I have a highly polymorphic (10% polymorphism rate) genome. I expect this variation to be due to heterozygosity. What is the best way to try and phase my haplotypes? My data is reads in fastq format, representing illumina NGS of the entire genome. I aligned it to a reference using bwa.
I found samtools has such a module called phase, and I phased my .bam file. However, I have no idea what to do with it to analyze the ouput. I wanted to be able to extract the build phased haplotypes and to measure their frequencies.
I was never able to use this unfortunately, but I did get some info from the authors:
The algorithm is very simple, but does not work (i.e. produce switching errors) when there are long gaps between markers. It is based on a score based HMM. The hidden states are all possible 15-marker haplotypes. The best phase, in terms of minimal error corrections (the so-called MEC problem), is found by a straightforward dynamic programming. The method is described in a paper published in 2010 (Optimal algorithms for haplotype assembly from whole-genome sequence data) in Bioinformatics, though I found the algorithm independently - it is very simple. The paper also describes an algorithm to eliminate the long-gap limitation, but it is not implemented in samtools.

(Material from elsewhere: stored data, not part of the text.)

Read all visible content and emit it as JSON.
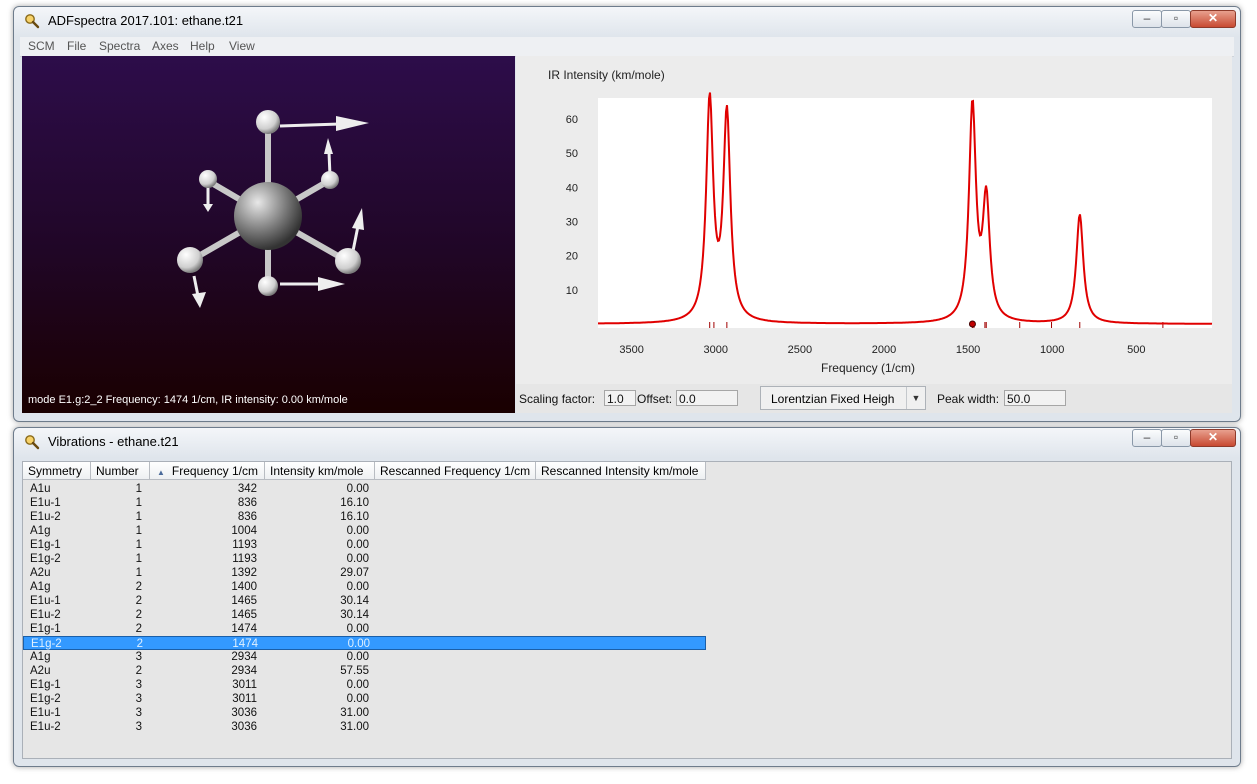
{
  "main_window": {
    "title": "ADFspectra 2017.101: ethane.t21",
    "menu": [
      "SCM",
      "File",
      "Spectra",
      "Axes",
      "Help",
      "View"
    ],
    "controls": {
      "minimize": "‒",
      "restore": "▫",
      "close": "✕"
    },
    "status_text": "mode E1.g:2_2 Frequency: 1474 1/cm, IR intensity:   0.00 km/mole"
  },
  "chart_data": {
    "type": "line",
    "title": "",
    "ylabel": "IR Intensity (km/mole)",
    "xlabel": "Frequency (1/cm)",
    "x_ticks": [
      3500,
      3000,
      2500,
      2000,
      1500,
      1000,
      500
    ],
    "y_ticks": [
      10,
      20,
      30,
      40,
      50,
      60
    ],
    "xlim": [
      3700,
      50
    ],
    "ylim": [
      0,
      65
    ],
    "series": [
      {
        "line_color": "#e00000",
        "peaks": [
          {
            "x": 3036,
            "y": 64.5
          },
          {
            "x": 2934,
            "y": 60.5
          },
          {
            "x": 1474,
            "y": 63.0
          },
          {
            "x": 1392,
            "y": 35.0
          },
          {
            "x": 836,
            "y": 32.0
          }
        ],
        "half_width": 25
      }
    ],
    "stick_markers": [
      342,
      836,
      1004,
      1193,
      1392,
      1400,
      1465,
      1474,
      2934,
      3011,
      3036
    ],
    "selected_marker": 1474
  },
  "controls": {
    "scaling_label": "Scaling factor:",
    "scaling_value": "1.0",
    "offset_label": "Offset:",
    "offset_value": "0.0",
    "lineshape_value": "Lorentzian Fixed Heigh",
    "peak_width_label": "Peak width:",
    "peak_width_value": "50.0"
  },
  "vib_window": {
    "title": "Vibrations - ethane.t21",
    "controls": {
      "minimize": "‒",
      "restore": "▫",
      "close": "✕"
    },
    "columns": [
      "Symmetry",
      "Number",
      "Frequency 1/cm",
      "Intensity km/mole",
      "Rescanned Frequency 1/cm",
      "Rescanned Intensity km/mole"
    ],
    "sort_indicator": "▲",
    "rows": [
      {
        "sym": "A1u",
        "num": "1",
        "freq": "342",
        "int": "0.00"
      },
      {
        "sym": "E1u-1",
        "num": "1",
        "freq": "836",
        "int": "16.10"
      },
      {
        "sym": "E1u-2",
        "num": "1",
        "freq": "836",
        "int": "16.10"
      },
      {
        "sym": "A1g",
        "num": "1",
        "freq": "1004",
        "int": "0.00"
      },
      {
        "sym": "E1g-1",
        "num": "1",
        "freq": "1193",
        "int": "0.00"
      },
      {
        "sym": "E1g-2",
        "num": "1",
        "freq": "1193",
        "int": "0.00"
      },
      {
        "sym": "A2u",
        "num": "1",
        "freq": "1392",
        "int": "29.07"
      },
      {
        "sym": "A1g",
        "num": "2",
        "freq": "1400",
        "int": "0.00"
      },
      {
        "sym": "E1u-1",
        "num": "2",
        "freq": "1465",
        "int": "30.14"
      },
      {
        "sym": "E1u-2",
        "num": "2",
        "freq": "1465",
        "int": "30.14"
      },
      {
        "sym": "E1g-1",
        "num": "2",
        "freq": "1474",
        "int": "0.00"
      },
      {
        "sym": "E1g-2",
        "num": "2",
        "freq": "1474",
        "int": "0.00",
        "selected": true
      },
      {
        "sym": "A1g",
        "num": "3",
        "freq": "2934",
        "int": "0.00"
      },
      {
        "sym": "A2u",
        "num": "2",
        "freq": "2934",
        "int": "57.55"
      },
      {
        "sym": "E1g-1",
        "num": "3",
        "freq": "3011",
        "int": "0.00"
      },
      {
        "sym": "E1g-2",
        "num": "3",
        "freq": "3011",
        "int": "0.00"
      },
      {
        "sym": "E1u-1",
        "num": "3",
        "freq": "3036",
        "int": "31.00"
      },
      {
        "sym": "E1u-2",
        "num": "3",
        "freq": "3036",
        "int": "31.00"
      }
    ]
  }
}
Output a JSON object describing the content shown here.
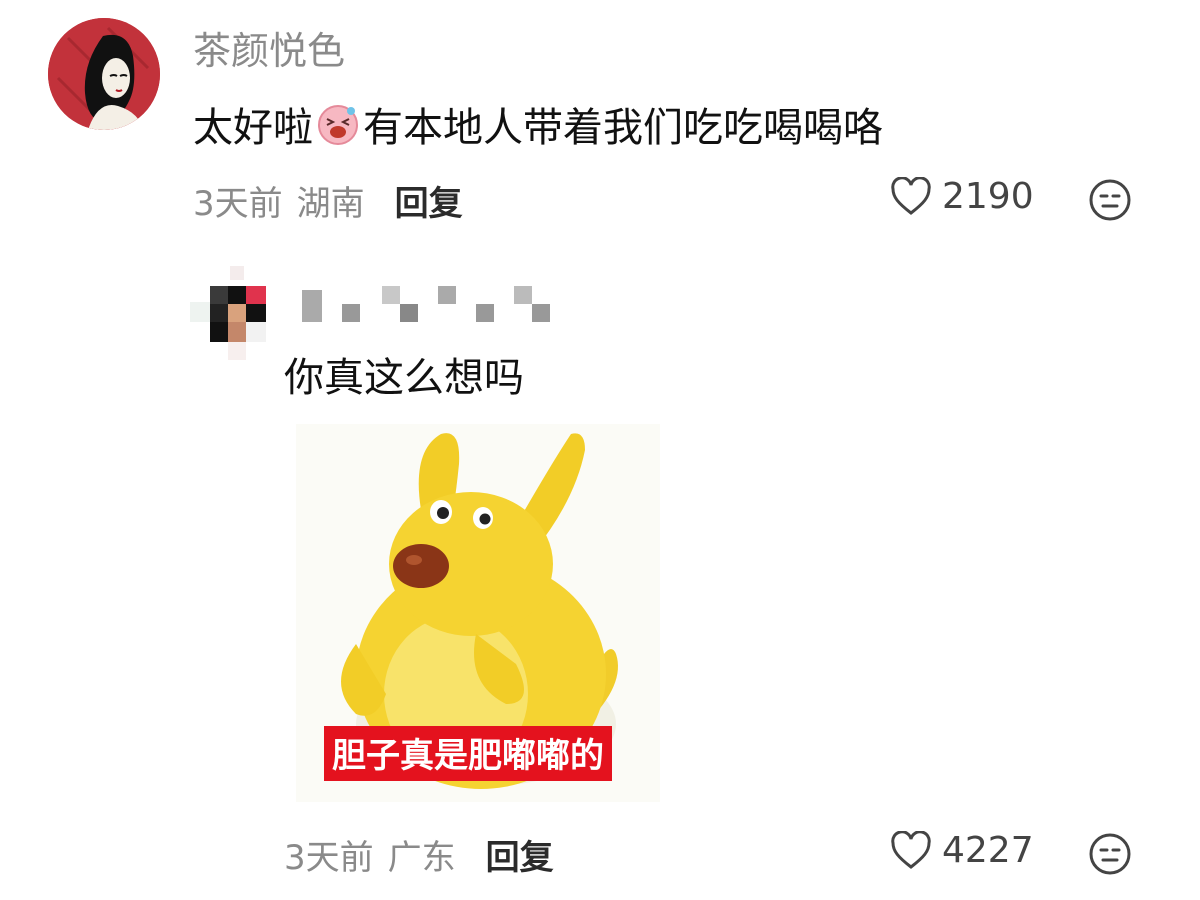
{
  "comments": [
    {
      "username": "茶颜悦色",
      "text_before_emoji": "太好啦",
      "emoji": "pig-laughing-emoji",
      "text_after_emoji": "有本地人带着我们吃吃喝喝咯",
      "time": "3天前",
      "location": "湖南",
      "reply_label": "回复",
      "likes": "2190",
      "react_icon": "neutral-face-icon"
    },
    {
      "username": "",
      "text": "你真这么想吗",
      "sticker_caption": "胆子真是肥嘟嘟的",
      "time": "3天前",
      "location": "广东",
      "reply_label": "回复",
      "likes": "4227",
      "react_icon": "neutral-face-icon"
    }
  ],
  "colors": {
    "avatar_bg": "#c2323b",
    "caption_bg": "#e4121e",
    "meta_text": "#8a8a8a"
  }
}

The method is robust to sequencing and sort of mapping errors. As it is primarily designed for fosmid pool sequencing (Kitzman et al), it is also implemented to correct switching errors due to wrong fosmid identification.
Heng
I have the same problem, I have used linkSNPs before and now i want to use samtools phase module. But I couldn't find any manual about how to use this module .Could you find any answer for your question? How did you analysed the output? I would be grateful if you could share your experience with me.